第8卷命题 4 · 求给定比的最小连比例数

Let the given ratios in least numbers be that of A to B, that of C to D, and that of E to F; thus it is required to find numbers in continued proportion which are the least that are in the ratio of A to B, in the ratio of C to D, and in the ratio of E to F. Let G, the least number measured by B, C, be taken. [VII. 34] And, as many times as B measures G, so many times also let A measure H, and, as many times as C measures G, so many times also let D measure K. Now E either measures or does not measure K. First, let it measure it. And, as many times as E measures K, so many times let F measure L also. Now, since A measures H the same number of times that B measures G, therefore, as A is to B, so is H to G. [VII. Def. 20, VII. 13] For the same reason also, as C is to D, so is G to K, and further, as E is to F, so is K to L; therefore H, G, K, L are continuously proportional in the ratio of A to B, in the ratio of C to D, and in the ratio of E to F.

设最小数比A:B、C:D、E:F，取B和C的最小公倍数G，令H = (G/B)×A，K = (G/C)×D。

I say next that they are also the least that have this property. For, if H, G, K, L are not the least numbers continuously proportional in the ratios of A to B, of C to D, and of E to F, let them be N, O, M, P. Then since, as A is to B, so is N to O, while A, B are least, and the least numbers measure those which have the same ratio the same number of times, the greater the greater and the less the less, that is, the antecedent the antecedent and the consequent the consequent; therefore B measures O. [VII. 20] For the same reason C also measures O; therefore B, C measure O; therefore the least number measured by B, C will also measure O. [VII. 35] But G is the least number measured by B, C; therefore G measures O, the greater the less: which is impossible. Therefore there will be no numbers less than H, G, K, L which are continuously in the ratio of A to B, of C to D, and of E to F. Next, let E not measure K. Let M, the least number measured by E, K, be taken.

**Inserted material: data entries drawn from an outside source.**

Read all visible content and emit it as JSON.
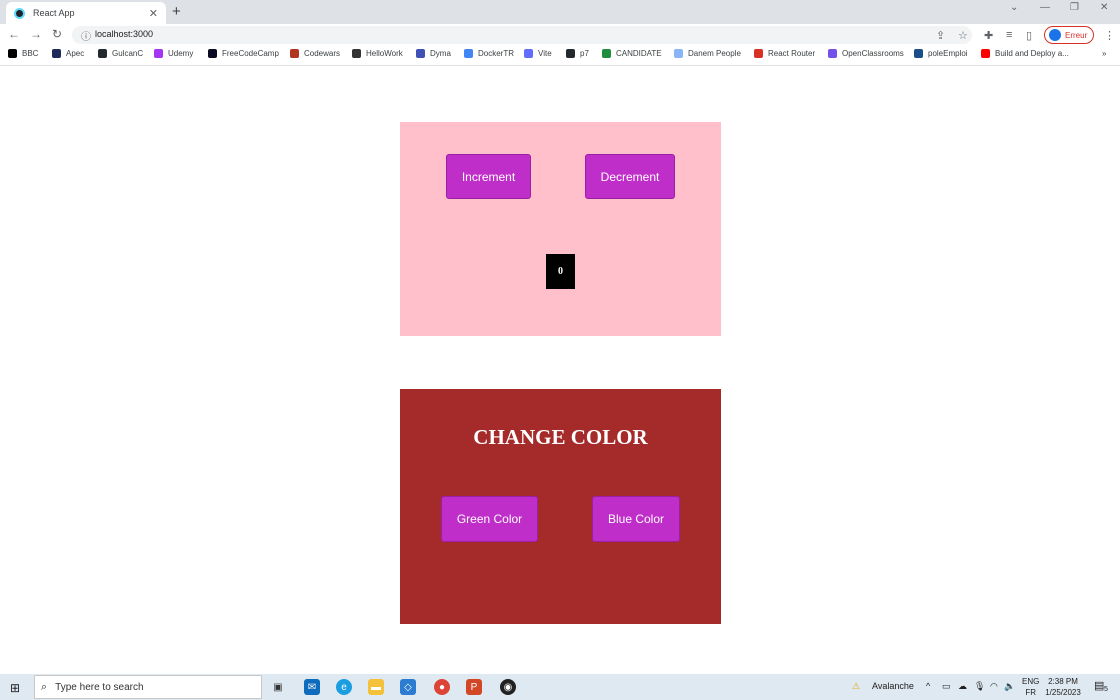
{
  "browser": {
    "tab_title": "React App",
    "url": "localhost:3000",
    "profile_label": "Erreur"
  },
  "bookmarks": [
    {
      "label": "BBC",
      "color": "#000000"
    },
    {
      "label": "Apec",
      "color": "#1e2a5a"
    },
    {
      "label": "GulcanC",
      "color": "#24292f"
    },
    {
      "label": "Udemy",
      "color": "#a435f0"
    },
    {
      "label": "FreeCodeCamp",
      "color": "#0a0a23"
    },
    {
      "label": "Codewars",
      "color": "#b1361e"
    },
    {
      "label": "HelloWork",
      "color": "#333333"
    },
    {
      "label": "Dyma",
      "color": "#3f51b5"
    },
    {
      "label": "DockerTR",
      "color": "#4285f4"
    },
    {
      "label": "Vite",
      "color": "#646cff"
    },
    {
      "label": "p7",
      "color": "#24292f"
    },
    {
      "label": "CANDIDATE",
      "color": "#1e8e3e"
    },
    {
      "label": "Danem People",
      "color": "#8ab4f8"
    },
    {
      "label": "React Router",
      "color": "#d93025"
    },
    {
      "label": "OpenClassrooms",
      "color": "#7451eb"
    },
    {
      "label": "poleEmploi",
      "color": "#1a4e8a"
    },
    {
      "label": "Build and Deploy a...",
      "color": "#ff0000"
    }
  ],
  "counter": {
    "increment_label": "Increment",
    "decrement_label": "Decrement",
    "value": "0"
  },
  "color_panel": {
    "title": "CHANGE COLOR",
    "green_label": "Green Color",
    "blue_label": "Blue Color"
  },
  "taskbar": {
    "search_placeholder": "Type here to search",
    "weather": "Avalanche",
    "lang_top": "ENG",
    "lang_bottom": "FR",
    "time": "2:38 PM",
    "date": "1/25/2023",
    "notification_count": "5"
  },
  "colors": {
    "counter_bg": "#ffc0cb",
    "color_panel_bg": "#a52a2a",
    "button_bg": "#c02ec9"
  }
}
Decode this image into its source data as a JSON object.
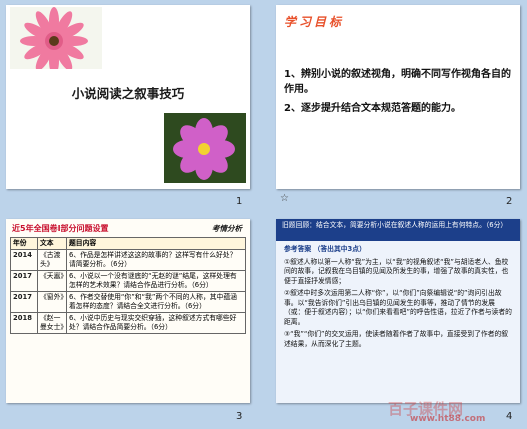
{
  "slides": [
    {
      "number": "1",
      "title": "小说阅读之叙事技巧"
    },
    {
      "number": "2",
      "heading": "学习目标",
      "points": [
        "1、辨别小说的叙述视角，明确不同写作视角各自的作用。",
        "2、逐步提升结合文本规范答题的能力。"
      ]
    },
    {
      "number": "3",
      "heading": "近5年全国卷I部分问题设置",
      "tag": "考情分析",
      "columns": [
        "年份",
        "文本",
        "题目内容"
      ],
      "rows": [
        {
          "year": "2014",
          "text": "《古渡头》",
          "q": "6、作品是怎样讲述这这的故事的？这样写有什么好处？请简要分析。（6分）"
        },
        {
          "year": "2017",
          "text": "《天嚣》",
          "q": "6、小说以一个没有谜底的“无赵的谜”结尾，这样处理有怎样的艺术效果？请结合作品进行分析。（6分）"
        },
        {
          "year": "2017",
          "text": "《窗外》",
          "q": "6、作者交替使用“你”和“我”两个不同的人称，其中蕴涵着怎样的态度？请结合全文进行分析。（6分）"
        },
        {
          "year": "2018",
          "text": "《赵一曼女士》",
          "q": "6、小说中历史与现实交织穿插，这种叙述方式有哪些好处？请结合作品简要分析。（6分）"
        }
      ]
    },
    {
      "number": "4",
      "header": "旧题回顾：结合文本，简要分析小说在叙述人称的运用上有何特点。（6分）",
      "answer_label": "参考答案 （答出其中3点）",
      "points": [
        "①叙述人称以第一人称“我”为主，以“我”的视角叙述“我”与胡适老人、鱼校间的故事，记叙我在乌目镇的见闻及所发生的事，增强了故事的真实性，也便于直接抒发情感；",
        "②叙述中时多次运用第二人称“你”，以“你们”向祭编辑说“的”询问引出故事。以“我告诉你们”引出乌目镇的见闻发生的事等，推动了情节的发展（或：便于叙述内容）；以“你们来看看吧”的呼告性语，拉近了作者与读者的距离。",
        "③“我”“你们”的交叉运用，使读者随着作者了故事中，直接受到了作者的叙述结果，从而深化了主题。"
      ]
    }
  ],
  "watermark": {
    "brand": "百子课件网",
    "url": "www.ht88.com"
  }
}
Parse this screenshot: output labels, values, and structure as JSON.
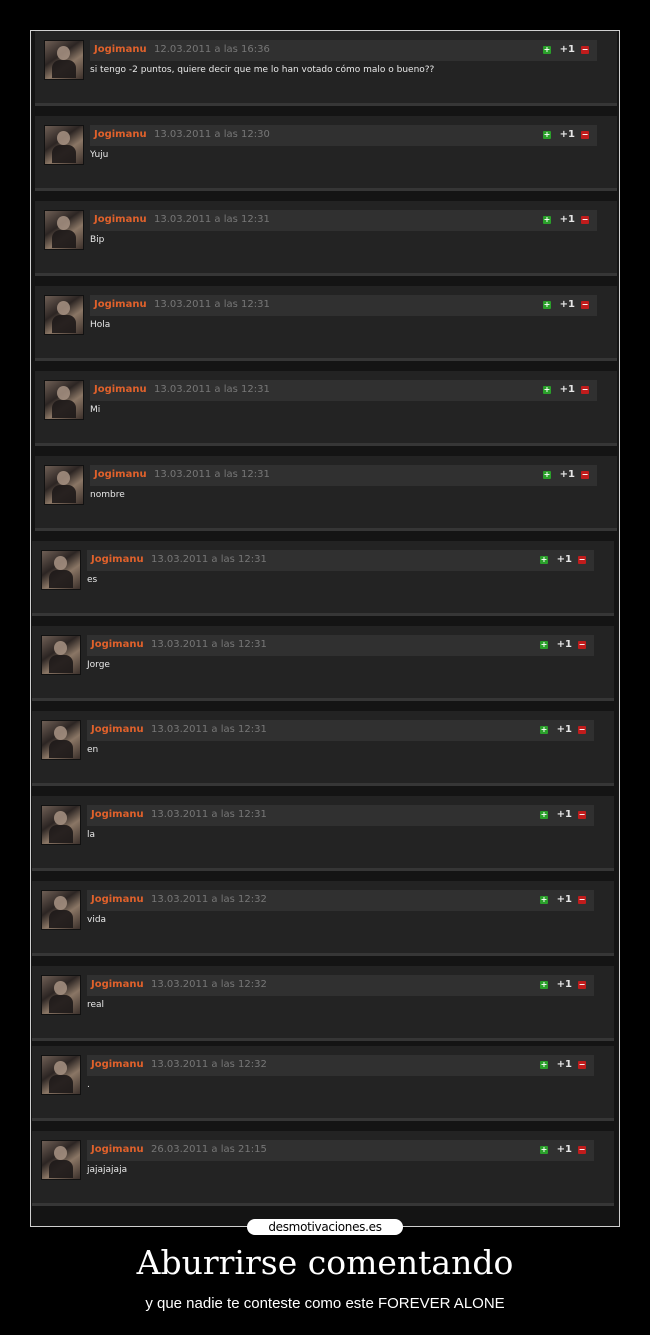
{
  "comments": [
    {
      "author": "Jogimanu",
      "date": "12.03.2011 a las 16:36",
      "text": "si tengo -2 puntos, quiere decir que me lo han votado cómo malo o bueno??",
      "score": "+1"
    },
    {
      "author": "Jogimanu",
      "date": "13.03.2011 a las 12:30",
      "text": "Yuju",
      "score": "+1"
    },
    {
      "author": "Jogimanu",
      "date": "13.03.2011 a las 12:31",
      "text": "Bip",
      "score": "+1"
    },
    {
      "author": "Jogimanu",
      "date": "13.03.2011 a las 12:31",
      "text": "Hola",
      "score": "+1"
    },
    {
      "author": "Jogimanu",
      "date": "13.03.2011 a las 12:31",
      "text": "Mi",
      "score": "+1"
    },
    {
      "author": "Jogimanu",
      "date": "13.03.2011 a las 12:31",
      "text": "nombre",
      "score": "+1"
    },
    {
      "author": "Jogimanu",
      "date": "13.03.2011 a las 12:31",
      "text": "es",
      "score": "+1"
    },
    {
      "author": "Jogimanu",
      "date": "13.03.2011 a las 12:31",
      "text": "Jorge",
      "score": "+1"
    },
    {
      "author": "Jogimanu",
      "date": "13.03.2011 a las 12:31",
      "text": "en",
      "score": "+1"
    },
    {
      "author": "Jogimanu",
      "date": "13.03.2011 a las 12:31",
      "text": "la",
      "score": "+1"
    },
    {
      "author": "Jogimanu",
      "date": "13.03.2011 a las 12:32",
      "text": "vida",
      "score": "+1"
    },
    {
      "author": "Jogimanu",
      "date": "13.03.2011 a las 12:32",
      "text": "real",
      "score": "+1"
    },
    {
      "author": "Jogimanu",
      "date": "13.03.2011 a las 12:32",
      "text": ".",
      "score": "+1"
    },
    {
      "author": "Jogimanu",
      "date": "26.03.2011 a las 21:15",
      "text": "jajajajaja",
      "score": "+1"
    }
  ],
  "vote_up_icon": "plus-icon",
  "vote_down_icon": "minus-icon",
  "watermark": "desmotivaciones.es",
  "poster": {
    "title": "Aburrirse comentando",
    "subtitle": "y que nadie te conteste como este FOREVER ALONE"
  },
  "colors": {
    "author": "#e0612b",
    "vote_up": "#2aa02a",
    "vote_down": "#c01c1c"
  }
}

若E量尽K，则令L = (K/E)×F，则H、G、K、L成连比例，且比为A:B、C:D、E:F。假设存在更小的连比例数N、O、M、P，则B和C都量尽O，故G量尽O，矛盾。

And, as many times as K measures M, so many times let H, G measure N, O respectively, and, as many times as E measures M, so many times let F measure P also. Since H measures N the same number of times that G measures O, therefore, as H is to G, so is N to O. [VII. 13 and Def. 20] But, as H is to G, so is A to B; therefore also, as A is to B, so is N to O. For the same reason also, as C is to D, so is O to M. Again, since E measures M the same number of times that F measures P, therefore, as E is to F, so is M to P; [VII. 13 and Def. 20] therefore N, O, M, P are continuously proportional in the ratios of A to B, of C to D, and of E to F. I say next that they are also the least that are in the ratios A : B, C : D, E : F. For, if not, there will be some numbers less than N, O, M, P continuously proportional in the ratios A : B, C : D, E : F. Let them be Q, R, S, T.

若E不量尽K，取E和K的最小公倍数M，令N = (M/K)×H，O = (M/K)×G，P = (M/E)×F，则N、O、M、P成连比例。

Now since, as Q is to R, so is A to B, while A, B are least, and the least numbers measure those which have the same ratio with them the same number of times, the antecedent the antecedent and the consequent the consequent, [VII. 20] therefore B measures R. For the same reason C also measures R; therefore B, C measure R. Therefore the least number measured by B, C will also measure R. [VII. 35] But G is the least number measured by B, C; therefore G measures R. And, as G is to R, so is K to S: [VII. 13] therefore K also measures S. But E also measures S; therefore E, K measure S. Therefore the least number measured by E, K will also measure S. [VII. 35] But M is the least number measured by E, K; therefore M measures S, the greater the less: which is impossible.

假设存在更小的连比例数Q、R、S、T，则B和C都量尽R，故G量尽R；又K量尽S，E量尽S，故M量尽S，矛盾。